Il n’est donc pas possible d’accepter l’interprétation que Gilles de Rome avait proposée afin de rendre véritable cette affirmation : Le lieu est immobile.

D’ailleurs, quelle avait été l’intention d’Aristote en introduisant cette épithète : immobile, en la définition du lieu ? Selon Buridan, le Stagirite n’avait d’autre objet que de distinguer entre le lieu et le vase. C’est, en effet, le même corps, le corps contenant, qui joue à la fois, par rapport au contenu, le rôle de lieu et celui de vase ; seulement on le nomme vase ou lieu selon le point de vue d’où on le considère. On le nomme vase lorsque le contenu est susceptible de couler ou de se répandre ; le vase alors met obstacle à cette diffusion ; le mouvement du vase permet seul de transporter le contenu d’un lieu dans un autre ; ce nom de vase est donc attribué au corps contenant en raison d’une certaine mobilité que l’on considère en ce corps. Au contraire, le nom de lieu est donné au contenant en raison d’une certaine immobilité dont ce corps se montre affecté lorsqu’on le compare au corps contenu ; le contenu, en effet, du moins dans certains cas, peut se mouvoir bien que le contenant demeure immobile.

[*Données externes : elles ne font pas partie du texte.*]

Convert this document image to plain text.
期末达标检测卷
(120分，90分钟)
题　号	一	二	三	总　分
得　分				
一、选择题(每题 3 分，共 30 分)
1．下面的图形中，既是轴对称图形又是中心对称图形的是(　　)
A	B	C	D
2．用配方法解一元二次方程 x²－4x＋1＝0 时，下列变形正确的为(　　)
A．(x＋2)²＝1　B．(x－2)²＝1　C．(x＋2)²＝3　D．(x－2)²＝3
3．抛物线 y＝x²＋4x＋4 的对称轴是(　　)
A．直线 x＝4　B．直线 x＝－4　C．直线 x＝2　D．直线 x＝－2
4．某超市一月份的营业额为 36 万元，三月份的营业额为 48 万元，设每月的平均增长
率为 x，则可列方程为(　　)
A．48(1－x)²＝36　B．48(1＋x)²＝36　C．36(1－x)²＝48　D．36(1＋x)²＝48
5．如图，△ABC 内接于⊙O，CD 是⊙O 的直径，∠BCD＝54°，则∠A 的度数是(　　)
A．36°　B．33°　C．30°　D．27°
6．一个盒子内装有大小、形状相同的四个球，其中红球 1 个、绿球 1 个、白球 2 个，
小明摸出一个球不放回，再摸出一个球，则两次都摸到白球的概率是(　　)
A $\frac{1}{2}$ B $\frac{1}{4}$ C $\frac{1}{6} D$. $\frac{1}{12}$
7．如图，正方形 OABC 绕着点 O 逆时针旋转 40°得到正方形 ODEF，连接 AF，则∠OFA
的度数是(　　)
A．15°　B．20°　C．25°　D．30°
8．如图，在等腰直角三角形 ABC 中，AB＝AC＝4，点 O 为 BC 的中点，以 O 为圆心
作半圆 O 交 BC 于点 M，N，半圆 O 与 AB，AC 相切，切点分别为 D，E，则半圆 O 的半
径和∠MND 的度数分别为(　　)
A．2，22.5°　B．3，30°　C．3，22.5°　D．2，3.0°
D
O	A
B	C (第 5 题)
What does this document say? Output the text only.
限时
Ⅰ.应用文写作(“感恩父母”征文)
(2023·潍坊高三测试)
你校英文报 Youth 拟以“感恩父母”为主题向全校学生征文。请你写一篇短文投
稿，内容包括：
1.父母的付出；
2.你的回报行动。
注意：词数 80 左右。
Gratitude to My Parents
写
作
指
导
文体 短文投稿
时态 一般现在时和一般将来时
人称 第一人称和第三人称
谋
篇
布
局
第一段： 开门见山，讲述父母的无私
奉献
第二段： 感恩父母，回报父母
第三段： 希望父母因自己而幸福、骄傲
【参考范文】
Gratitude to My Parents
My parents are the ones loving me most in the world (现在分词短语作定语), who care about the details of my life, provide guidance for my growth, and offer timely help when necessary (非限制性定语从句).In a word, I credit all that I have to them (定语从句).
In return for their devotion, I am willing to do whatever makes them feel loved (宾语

Jean Buridan, par cette analyse, a-t-il saisi ce qu’il y a d’essentiel dans la pensée du Stagirite ? Nous ne le pensons pas. Mais, au lieu d’épiloguer longuement sur cette question, il vaut assurément mieux demander au Maître parisien qu’il nous expose sa propre théorie sur l’immobilité du lieu.

Le lieu proprement dit, celui auquel s’applique la définition d’Aristote, est un corps ; comme tel, il est mobile ; il l’est aussi bien que le corps logé ; le lieu peut se mouvoir alors que le corps logé demeure en repos ; « l’air qui environne les tours de Notre-Dame peut se mouvoir et changer alors que ces tours demeurent en place » ; dans certains cas, aussi, le corps logé peut se mouvoir sans que le lieu se déplace aucunement.

On ne saurait donc prétendre sans erreur que le lieu proprement dit soit immobile ; cette affirmation ne se peut produire qu’au sujet d’un lieu improprement dit.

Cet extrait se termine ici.